Parafia w Brzesku-Słotwinie ma w tym roku wiele powodów, by wracać do minionych wydarzeń.
Pierwszym z nich jest pojawienie się w domu Celestyny Wangermannowej obrazu Matki Bożej. Kobieta - jak opisuje to Barbara Serwin w książce „Słotwińska Pani. Historia parafii Brzesko-Słotwina” - miała sen, w którym zobaczyła obraz Matki Bożej wiszący na dębie w lesie obok toru kolejowego w Słotwinie. Jakiś czas potem na jarmarku w Brzesku zobaczyła taki sam wizerunek, jaki jej się przyśnił. Postanowiła kupić ów obraz i najpierw umieściła go w swoim domu, a następnie zawiesiła go na drzewie, zgodnie z tym, co zobaczyła we śnie. Przy obrazie zaczęli się gromadzić na modlitwie ludzie. Zrodziła się myśl, by zbudować murowaną kapliczkę, w której umieszczono by obraz Matki Bożej. Celestyna zorganizowała nawet składkę na ten cel wśród podróżujących pociągami. Kapliczką zainteresowali się także kolejarze, którzy starali się o jej utrzymanie i konserwację.
- Od pojawienia się obrazu Matki Bożej minęło już 160 lat - mówi obecny proboszcz słotwińskiej parafii ks. Piotr Franczak. Było to w 1864 roku. Dziesięć lat później została poświęcona kapliczka, w której czczony był ów wizerunek.
W czasie okupacji Niemcy chcieli rozebrać budynek, ale mieszkańcom udało się ich powstrzymać i zarazem wyjednać przeniesienie kapliczki w miejsce bardziej oddalone od torów. W latach 1943-1944 zbudowano nowy kościół, który został poświęcony w 1944 roku. – 80. rocznica tego wydarzenia to kolejny motyw naszej wdzięczności Panu Bogu – dodaje ks. Franczak.
W ciągu lat obraz Matki Bożej zmieniał swoje położenie w przebudowywanej dwukrotnie świątyni. Wizerunek był ozdobiony srebrną sukienką i wotami. W 1995 roku podczas włamania do kościoła złodzieje skradli sukienkę, a nawet ramę obrazu, sam zaś wizerunek został sprofanowany.
Poddany konserwacji, powrócił w 150. rocznicę pojawienia się w Brzesku-Słotwinie do ołtarza głównego. Otrzymał również nowe srebrne sukienki. Choć, jak mówi ks. proboszcz, wotów nie przybywa, ludzie mówią o Matce Bożej, tytułując ją Słotwińską, a jej obraz uważają za cudowny.

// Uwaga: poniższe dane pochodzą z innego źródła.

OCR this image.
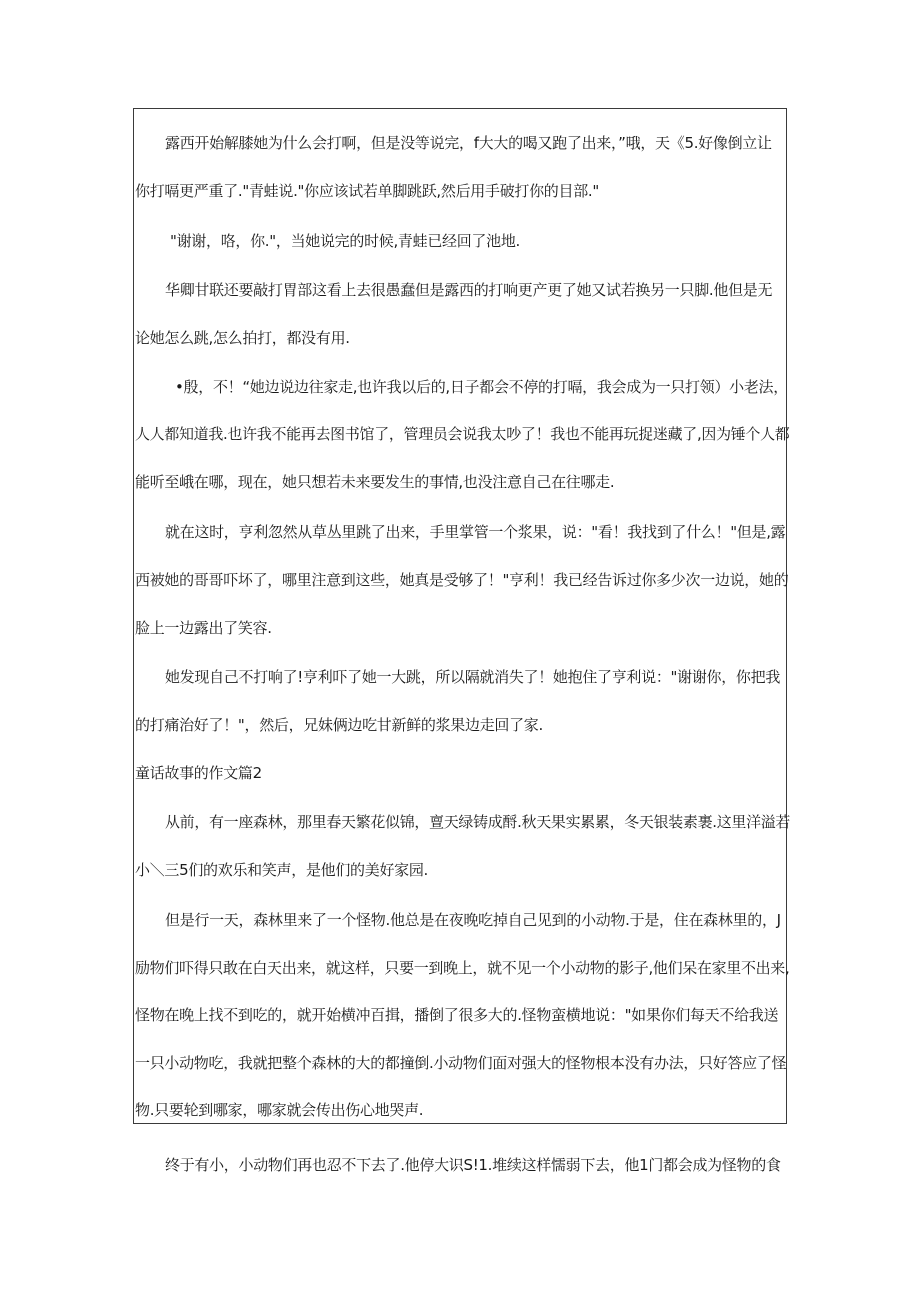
露西开始解膝她为什么会打啊，但是没等说完，f大大的喝又跑了出来，”哦，天《5.好像倒立让
你打嗝更严重了."青蛙说."你应该试若单脚跳跃,然后用手破打你的目部."
"谢谢，咯，你."，当她说完的时候,青蛙已经回了池地.
华卿甘联还要敲打胃部这看上去很愚蠢但是露西的打响更产更了她又试若换另一只脚.他但是无
论她怎么跳,怎么拍打，都没有用.
•殷，不！“她边说边往家走,也许我以后的,日子都会不停的打嗝，我会成为一只打领）小老法，
人人都知道我.也许我不能再去图书馆了，管理员会说我太吵了！我也不能再玩捉迷藏了,因为锤个人都
能听至峨在哪，现在，她只想若未来要发生的事情,也没注意自己在往哪走.
就在这时，亨利忽然从草丛里跳了出来，手里掌管一个浆果，说："看！我找到了什么！"但是,露
西被她的哥哥吓坏了，哪里注意到这些，她真是受够了！"亨利！我已经告诉过你多少次一边说，她的
脸上一边露出了笑容.
她发现自己不打响了!亨利吓了她一大跳，所以隔就消失了！她抱住了亨利说："谢谢你，你把我
的打痛治好了！"，然后，兄妹俩边吃甘新鲜的浆果边走回了家.
童话故事的作文篇2
从前，有一座森林，那里春天繁花似锦，亶天绿铸成酹.秋天果实累累，冬天银装素裹.这里洋溢若
小＼三5们的欢乐和笑声，是他们的美好家园.
但是行一天，森林里来了一个怪物.他总是在夜晚吃掉自己见到的小动物.于是，住在森林里的，J
励物们吓得只敢在白天出来，就这样，只要一到晚上，就不见一个小动物的影子,他们呆在家里不出来,
怪物在晚上找不到吃的，就开始横冲百揖，播倒了很多大的.怪物蛮横地说："如果你们每天不给我送
一只小动物吃，我就把整个森林的大的都撞倒.小动物们面对强大的怪物根本没有办法，只好答应了怪
物.只要轮到哪家，哪家就会传出伤心地哭声.
终于有小，小动物们再也忍不下去了.他停大识S!1.堆续这样懦弱下去，他1门都会成为怪物的食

- Ja związałam się z parafią dopiero w 1993 roku, ale od razu pokochałam ten kościół, i sam obraz Matki Bożej, który uważam za cudowny i łaskami słynący. Jestem tu niemal każdego dnia i zawsze wychodzę od Matki Bożej pocieszona, umocniona i podniesiona na duchu - mówi Maria Górka.
Historie związane z obecnością maryjnego wizerunku łączą się też z 65. rocznicą powstania w Brzesku-Słotwinie samodzielnej parafii. - Chcemy za ten czas podziękować Panu Bogu i Matce Bożej w czasie misji świętych, które odbędą się od 13 do 18 października - mówi ks. proboszcz, ale już dużo wcześniej Matce Bożej w podzięce za obecność w słotwińskim kościele zagra Witold Zalewski, wawelski organista, podczas koncertu, który odbędzie się 7 września.
O wszystkich przypadających w tym roku rocznicach wspominano podczas odpustu, który świętowano 1 września. Sumie przewodniczył ks. Józef Pachut z Ziempniowa. W czasie Eucharystii podkreślono również przypadającą w tym roku 45. rocznicę kapłaństwa byłego proboszcza ks. Kazimierza Grycha oraz pochodzącego z parafii ks. Stanisława Kądziołki.